Economic development does not take place in a vacuum, a system unto itself. We cannot segregate it from the environment without sacrificing genuinely long-term development. Just as production and consumption exist not in a circular relationship, but in a linear one of ingestion and expulsion that begins in waste and ends in pollution, the endless exploitation of nature will not cause the Earth's water and soil to disappear, but will irrevocably degrade their quality. Therefore, if we are to have sustainable development, we must look to the future. We must ensure that our water, soil, and air remain safe. This should be the most basic consideration of an economic development policy. Sadly, politicians have never been much concerned with the future. As a mainland scholar put it: "This old Earth of ours has never yet seen rational, comprehensive economic development. Yet, in recent times, we have become infected with the growth contagion. We believe economic development is a panacea that will cure us of poverty, unemployment, debt, fiscal deficits, pollution, and social ills."
In this vein, had a route been selected for the Taipei-Ilan Freeway with lower environmental and social costs, surely people would have accepted slightly longer travel times. With the tunnel passing through such a sensitive area, were the reservoir authorities consulted about its construction? Did the environmental impact assessment examine the implications for northern Taiwan's water resources? Surely these are things that should have been considered.
Criticism of the project has been written off as technological pessimism.
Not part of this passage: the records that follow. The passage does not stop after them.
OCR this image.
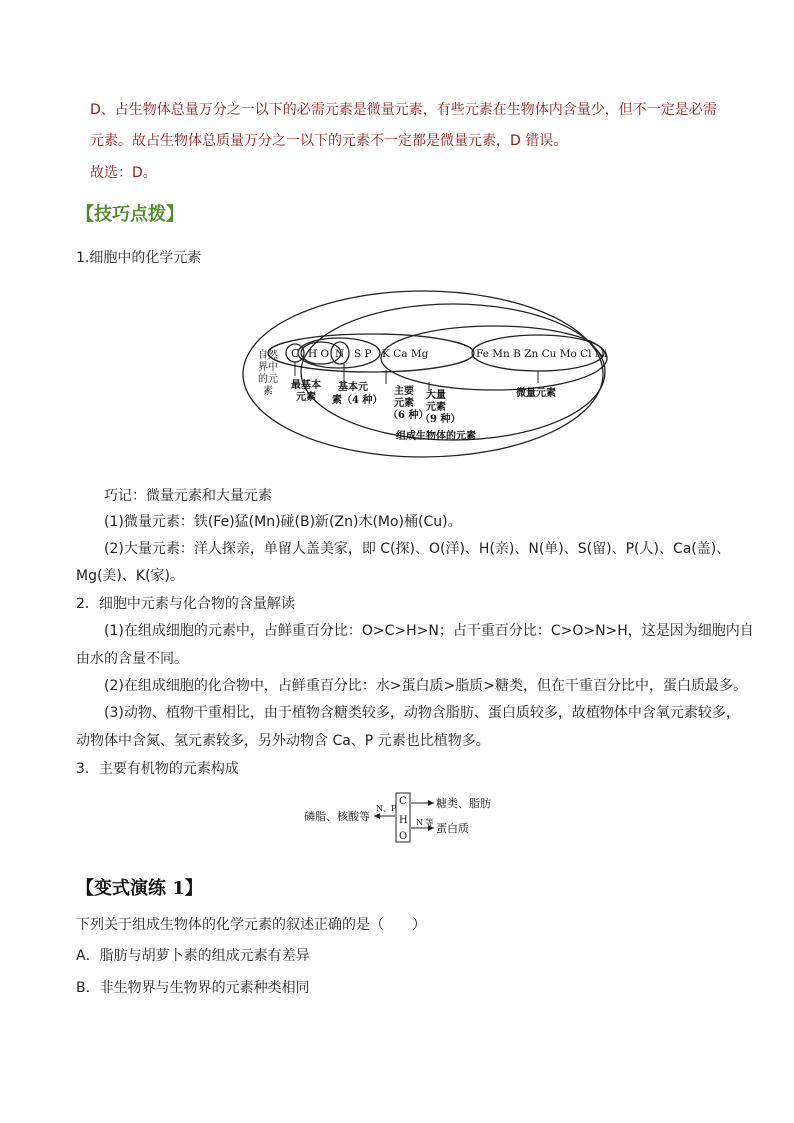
D、占生物体总量万分之一以下的必需元素是微量元素，有些元素在生物体内含量少，但不一定是必需
元素。故占生物体总质量万分之一以下的元素不一定都是微量元素，D 错误。
故选：D。
【技巧点拨】
1.细胞中的化学元素
自然
界中
的元
素
C H O N S P K Ca Mg	Fe Mn B Zn Cu Mo Cl Ni
最基本
元素
基本元
素（4 种）
主要
元素
（6 种）
大量
元素
（9 种）
微量元素
组成生物体的元素
巧记：微量元素和大量元素
(1)微量元素：铁(Fe)猛(Mn)碰(B)新(Zn)木(Mo)桶(Cu)。
(2)大量元素：洋人探亲，单留人盖美家，即 C(探)、O(洋)、H(亲)、N(单)、S(留)、P(人)、Ca(盖)、
Mg(美)、K(家)。
2．细胞中元素与化合物的含量解读
(1)在组成细胞的元素中，占鲜重百分比：O>C>H>N；占干重百分比：C>O>N>H，这是因为细胞内自
由水的含量不同。
(2)在组成细胞的化合物中，占鲜重百分比：水>蛋白质>脂质>糖类，但在干重百分比中，蛋白质最多。
(3)动物、植物干重相比，由于植物含糖类较多，动物含脂肪、蛋白质较多，故植物体中含氧元素较多，
动物体中含氮、氢元素较多，另外动物含 Ca、P 元素也比植物多。
3．主要有机物的元素构成
C
H
O
N、P
磷脂、核酸等
糖类、脂肪
N 等 蛋白质
【变式演练 1】
下列关于组成生物体的化学元素的叙述正确的是（　　）
A．脂肪与胡萝卜素的组成元素有差异
B．非生物界与生物界的元素种类相同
But in fact, critics of the project are not deriding the science or the technology, but are arguing for a reduction in the negative consequences of such projects. Those who build public works should take this responsibility upon themselves, but they do not. Then again, the engineers are not the ones making the final decisions.
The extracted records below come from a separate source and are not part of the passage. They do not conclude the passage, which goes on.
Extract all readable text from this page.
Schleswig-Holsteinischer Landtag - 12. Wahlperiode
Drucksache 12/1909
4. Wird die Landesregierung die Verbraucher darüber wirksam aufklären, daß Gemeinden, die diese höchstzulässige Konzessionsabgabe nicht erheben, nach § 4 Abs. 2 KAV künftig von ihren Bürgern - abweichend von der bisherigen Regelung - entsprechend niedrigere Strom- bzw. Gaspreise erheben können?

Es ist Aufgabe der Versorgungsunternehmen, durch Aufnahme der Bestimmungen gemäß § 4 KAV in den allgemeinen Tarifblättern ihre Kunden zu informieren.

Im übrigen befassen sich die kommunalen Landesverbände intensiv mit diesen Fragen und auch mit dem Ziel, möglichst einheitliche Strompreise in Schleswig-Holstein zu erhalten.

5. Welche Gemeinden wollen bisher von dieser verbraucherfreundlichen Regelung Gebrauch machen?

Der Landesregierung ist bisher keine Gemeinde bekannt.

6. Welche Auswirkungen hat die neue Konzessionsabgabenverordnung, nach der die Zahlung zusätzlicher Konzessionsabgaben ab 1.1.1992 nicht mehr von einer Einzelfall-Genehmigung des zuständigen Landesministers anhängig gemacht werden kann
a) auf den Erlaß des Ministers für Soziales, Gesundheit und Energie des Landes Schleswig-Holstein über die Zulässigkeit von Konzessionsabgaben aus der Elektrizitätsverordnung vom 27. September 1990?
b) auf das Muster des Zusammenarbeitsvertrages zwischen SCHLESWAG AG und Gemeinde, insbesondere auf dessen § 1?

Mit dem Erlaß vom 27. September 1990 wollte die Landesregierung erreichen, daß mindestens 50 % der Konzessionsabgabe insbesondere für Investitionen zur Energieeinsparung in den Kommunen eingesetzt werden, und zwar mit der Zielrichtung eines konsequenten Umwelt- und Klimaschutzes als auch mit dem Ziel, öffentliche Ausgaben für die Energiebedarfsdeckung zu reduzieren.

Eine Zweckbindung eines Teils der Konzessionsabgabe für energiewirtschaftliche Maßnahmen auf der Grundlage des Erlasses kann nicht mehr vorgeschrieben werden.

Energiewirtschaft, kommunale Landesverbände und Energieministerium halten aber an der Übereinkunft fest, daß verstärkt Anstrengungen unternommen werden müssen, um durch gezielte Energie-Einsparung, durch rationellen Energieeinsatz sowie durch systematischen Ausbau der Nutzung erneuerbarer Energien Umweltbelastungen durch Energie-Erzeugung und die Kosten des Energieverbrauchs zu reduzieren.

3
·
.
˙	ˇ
The Three Gorges Dam and Taipei-Ilan Freeway show how little regard human beings have for the concept of sustainable development. At the same time, these two massive projects also say something about Chinese culture.
Studies of Eastern and Western thought generally agree that in the post-Enlightenment West, Nature has been viewed as an "other"-an object in opposition to and conflict with the subjective human, to be conquered, managed, developed, exploited and improved. However, within traditional Chinese thought, there is no conflict between humanity and nature. Instead, it finds unity between nature and humanity expressed in everyday life, and states that all material things have life, and that even non-sentient life is possessed of a Buddha-nature. There is a connection to the Earth, a sense of a return to Nature, a magnanimity and deep feeling for the Earth that arises from observing the passing of the seasons. This way of thinking has encouraged Chinese culture's unparalleled incorporation of gardening, landscapes and nature into its arts. When Taiwan's Mt. Snow Range, which took 20 million years to be born, and China's Three Gorges, which are so majestic and so rich in history, are so cavalierly defaced for construction projects, perhaps all we can say is that people today have a completely different view of nature.
But isn't it strange that as the West is slowly absorbing the East's traditional view of the natural world and moving beyond its oppositional view of Nature, the modern East can now find its traditional nature-oriented culture only in books?